On Writing, Stephen King
This is the book everyone asks if you’ve read when you say that you write for a living. Embarrassingly, I hadn’t read it.
Now I’ve read it twice in less than two weeks. And will probably read it many more times.
This book surprised me, amazed me, and kicked my snobby butt for thinking that Stephen King had nothing valuable to say about the art of writing. Mea culpa, Mr. King, you rock.
I wish I’d have read this when I was 16 and toying with becoming a writer (of course, he hadn’t even written it when I was 16, but anyway…).
When it comes to writing advice, this book is probably the best I’ve read, and I’ve read quite a few. Some of them good.

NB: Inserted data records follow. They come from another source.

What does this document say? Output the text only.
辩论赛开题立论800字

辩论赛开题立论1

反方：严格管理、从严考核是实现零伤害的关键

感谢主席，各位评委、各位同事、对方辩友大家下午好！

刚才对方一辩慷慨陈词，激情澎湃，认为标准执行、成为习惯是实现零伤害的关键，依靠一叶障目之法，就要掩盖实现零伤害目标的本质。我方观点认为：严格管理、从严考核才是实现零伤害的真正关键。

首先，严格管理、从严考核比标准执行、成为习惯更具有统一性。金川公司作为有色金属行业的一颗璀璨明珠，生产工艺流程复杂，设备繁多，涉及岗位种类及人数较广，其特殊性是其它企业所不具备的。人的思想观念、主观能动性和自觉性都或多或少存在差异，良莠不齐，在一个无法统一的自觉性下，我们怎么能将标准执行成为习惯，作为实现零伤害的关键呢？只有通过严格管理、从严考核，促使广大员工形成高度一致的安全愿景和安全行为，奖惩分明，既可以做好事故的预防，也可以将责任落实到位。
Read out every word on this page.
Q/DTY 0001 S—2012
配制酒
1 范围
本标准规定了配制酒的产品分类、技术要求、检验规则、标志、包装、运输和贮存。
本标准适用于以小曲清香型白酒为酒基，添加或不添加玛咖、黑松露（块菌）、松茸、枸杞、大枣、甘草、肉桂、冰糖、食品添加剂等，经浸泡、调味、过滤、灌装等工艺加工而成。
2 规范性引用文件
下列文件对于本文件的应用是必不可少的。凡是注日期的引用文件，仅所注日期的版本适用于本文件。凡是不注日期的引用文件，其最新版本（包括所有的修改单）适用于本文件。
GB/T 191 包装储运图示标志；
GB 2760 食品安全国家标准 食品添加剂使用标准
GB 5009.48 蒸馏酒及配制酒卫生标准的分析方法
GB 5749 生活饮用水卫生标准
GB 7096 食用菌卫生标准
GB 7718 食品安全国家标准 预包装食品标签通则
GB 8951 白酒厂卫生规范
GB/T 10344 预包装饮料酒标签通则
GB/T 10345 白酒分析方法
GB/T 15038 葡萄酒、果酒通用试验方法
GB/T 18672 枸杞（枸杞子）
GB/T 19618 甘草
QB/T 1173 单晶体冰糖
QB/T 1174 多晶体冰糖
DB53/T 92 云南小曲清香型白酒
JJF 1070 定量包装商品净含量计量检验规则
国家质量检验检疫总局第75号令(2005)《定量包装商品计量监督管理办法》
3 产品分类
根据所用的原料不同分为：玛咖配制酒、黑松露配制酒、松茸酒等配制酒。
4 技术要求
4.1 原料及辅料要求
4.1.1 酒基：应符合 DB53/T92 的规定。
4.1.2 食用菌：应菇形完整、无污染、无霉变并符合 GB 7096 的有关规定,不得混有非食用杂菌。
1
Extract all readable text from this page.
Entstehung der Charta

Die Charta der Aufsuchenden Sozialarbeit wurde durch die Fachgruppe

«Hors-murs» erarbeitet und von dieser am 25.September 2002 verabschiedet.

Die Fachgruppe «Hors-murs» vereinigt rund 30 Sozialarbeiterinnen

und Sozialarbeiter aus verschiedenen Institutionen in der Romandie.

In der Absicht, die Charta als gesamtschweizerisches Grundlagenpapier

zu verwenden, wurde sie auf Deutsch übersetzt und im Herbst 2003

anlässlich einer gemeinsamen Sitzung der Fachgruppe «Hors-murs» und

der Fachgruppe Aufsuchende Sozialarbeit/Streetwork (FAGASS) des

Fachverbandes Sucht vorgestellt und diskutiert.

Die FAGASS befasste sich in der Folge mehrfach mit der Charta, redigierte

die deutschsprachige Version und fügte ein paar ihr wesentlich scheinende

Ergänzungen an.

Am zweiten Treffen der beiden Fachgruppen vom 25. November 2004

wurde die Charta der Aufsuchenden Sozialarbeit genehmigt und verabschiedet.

In the book King begins by talking about how he became a writer, what inspired him, what influenced his style and taste, and the long road to success. His wife is prominent in the book, as she is his first reader and critic. King says that she is the person he writes for.
King then goes on to explain his process of writing in the second part of the book.
Unassuming and straightforward, King has no grandiose feelings about who he is or what he does. At one point he suggests placing your writing desk in the corner, not the center, of your writing room, because writing should not be the center of your life or what you are, writing should be what happens around your life. I’m sure I’m totally mangling what he said, but the general idea is there.
King is generous in sharing the nuts and bolts of his writing technique, from developing your drafts, to editing, what language to use, dialogue, etc. This is one of the few writing books that actually talks about how to write.
There are numerous jewels of information that King shares with writers that you can begin to incorporate into your writing immediately.
Finally, it is a great book even for people who do not want to write but just like a good story. This book is part memoir, and King introduces readers to his family and friends, a colorful cast of characters who lead interesting lives; as well as the situations that shaped his writing, from an overweight babysitter with a gas problem to the accident that almost ended his life in 1999.
If you are a writer, however, and feeling a little blocked, this book is so inspiring that I guarantee the block will have vanished by the time you finish reading.